4Je retrouve Myriam en 1951, à notre premier voyage en Israël où elle était déjà depuis deux ou trois ans, mariée et mère d’un nouveau-né.

5Le mari de Myriam est un Juif d’origine italienne, ingénieur chimiste je crois. Ils ont eu petit à petit une bonne situation et sont allés habiter Haïfa dans une jolie maison, avec leurs deux garçons.

2. Liliane

6En 1942, elle a 15 ans. D’origine viennoise, habillée impeccablement avec un joli col blanc ; beaucoup de dynamisme. Elle nous aide, nous, les monitrices et moniteurs, à nous occuper des petits.

7Au moment de la dispersion des enfants, sous la menace de la milice, je l’emmène chez mes parents où elle reste un jour ou deux (fin août 1942 les Juifs français à Lyon n’étaient pas encore directement menacés). Puis elle est cachée ailleurs et je la perds complètement de vue.

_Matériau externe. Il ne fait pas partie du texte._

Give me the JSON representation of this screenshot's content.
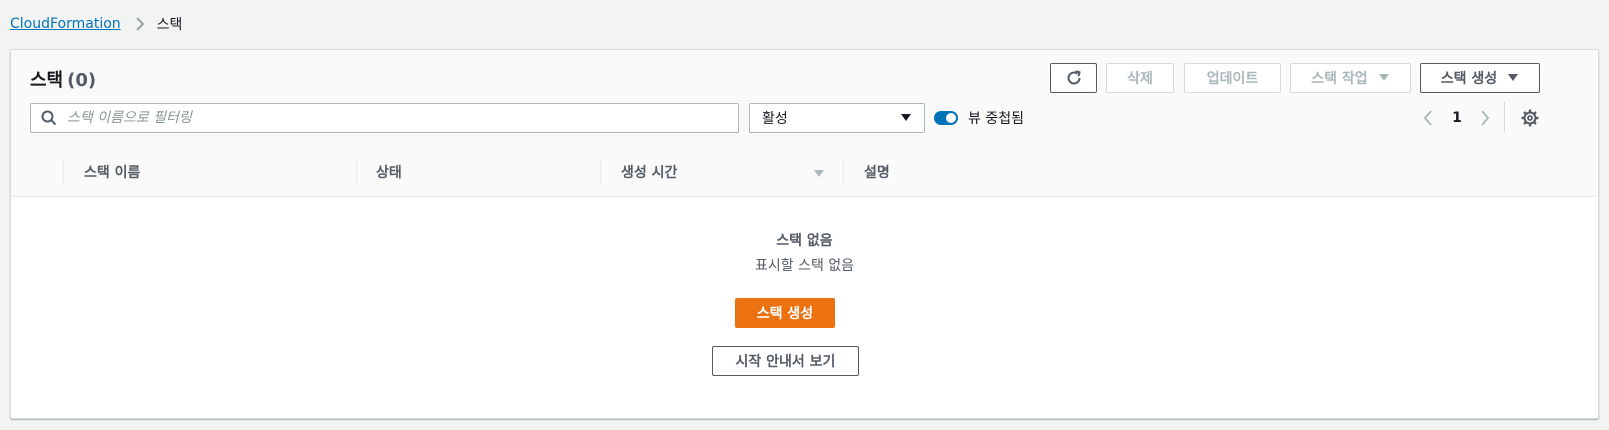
{
  "breadcrumb": {
    "link": "CloudFormation",
    "current": "스택"
  },
  "panel": {
    "title": "스택",
    "count": "(0)"
  },
  "toolbar": {
    "refresh_icon": "refresh-icon",
    "delete_label": "삭제",
    "update_label": "업데이트",
    "stack_actions_label": "스택 작업",
    "create_stack_label": "스택 생성"
  },
  "filter": {
    "search_placeholder": "스택 이름으로 필터링",
    "status_value": "활성",
    "nested_view_label": "뷰 중첩됨",
    "nested_view_on": true
  },
  "pagination": {
    "current_page": "1"
  },
  "table": {
    "columns": [
      "스택 이름",
      "상태",
      "생성 시간",
      "설명"
    ],
    "sorted_column": "생성 시간",
    "sort_direction": "descending",
    "rows": []
  },
  "empty_state": {
    "title": "스택 없음",
    "subtitle": "표시할 스택 없음",
    "create_button": "스택 생성",
    "guide_button": "시작 안내서 보기"
  },
  "colors": {
    "link": "#0073bb",
    "primary": "#ec7211",
    "toggle": "#0073bb",
    "text": "#16191f",
    "muted": "#545b64"
  }
}
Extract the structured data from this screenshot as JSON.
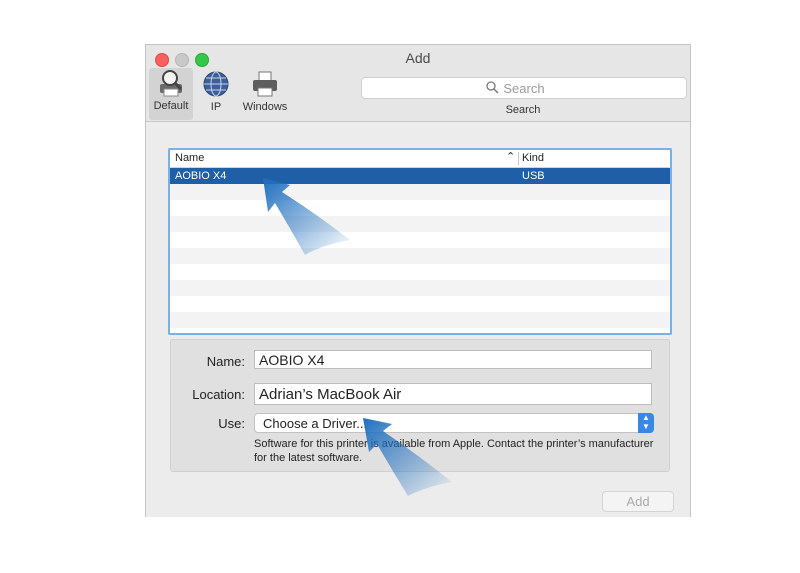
{
  "window": {
    "title": "Add"
  },
  "toolbar": {
    "items": [
      {
        "label": "Default",
        "icon": "magnifier-printer-icon",
        "selected": true
      },
      {
        "label": "IP",
        "icon": "globe-icon"
      },
      {
        "label": "Windows",
        "icon": "printer-icon"
      }
    ],
    "search": {
      "placeholder": "Search",
      "label": "Search"
    }
  },
  "printer_list": {
    "columns": {
      "name": "Name",
      "kind": "Kind"
    },
    "rows": [
      {
        "name": "AOBIO X4",
        "kind": "USB",
        "selected": true
      }
    ]
  },
  "form": {
    "name_label": "Name:",
    "name_value": "AOBIO X4",
    "location_label": "Location:",
    "location_value": "Adrian’s MacBook Air",
    "use_label": "Use:",
    "use_value": "Choose a Driver...",
    "note": "Software for this printer is available from Apple. Contact the printer’s manufacturer for the latest software."
  },
  "buttons": {
    "add": "Add"
  },
  "colors": {
    "selection": "#1f5fa8",
    "arrow": "#1f6fbf",
    "list_focus": "#7ab0e6"
  }
}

8Novembre 1969, Jérusalem où nous venons de nous installer, mon mari et moi. Le journal Jerusalem Post présente souvent des portraits de nouveaux immigrants dont la vie ou le métier sont un peu hors du commun. Un beau matin, je lis l’interview d’une nouvelle immigrante qui vient d’ouvrir à Haïfa une école de danse rythmique qui réussit très bien. Elle s’appelle Léa, est née à Vienne, venue avec ses parents en France pour se perfectionner dans la danse pour laquelle elle est très douée. Ils sont partis juste avant l’Anschluss. 1940 : ils quittent Paris et sont assignés en résidence surveillée près de Lyon. C’est là que ses parents sont arrêtés, et le journal indique : “Léa a été sauvée au dernier moment d’un train de déportation.”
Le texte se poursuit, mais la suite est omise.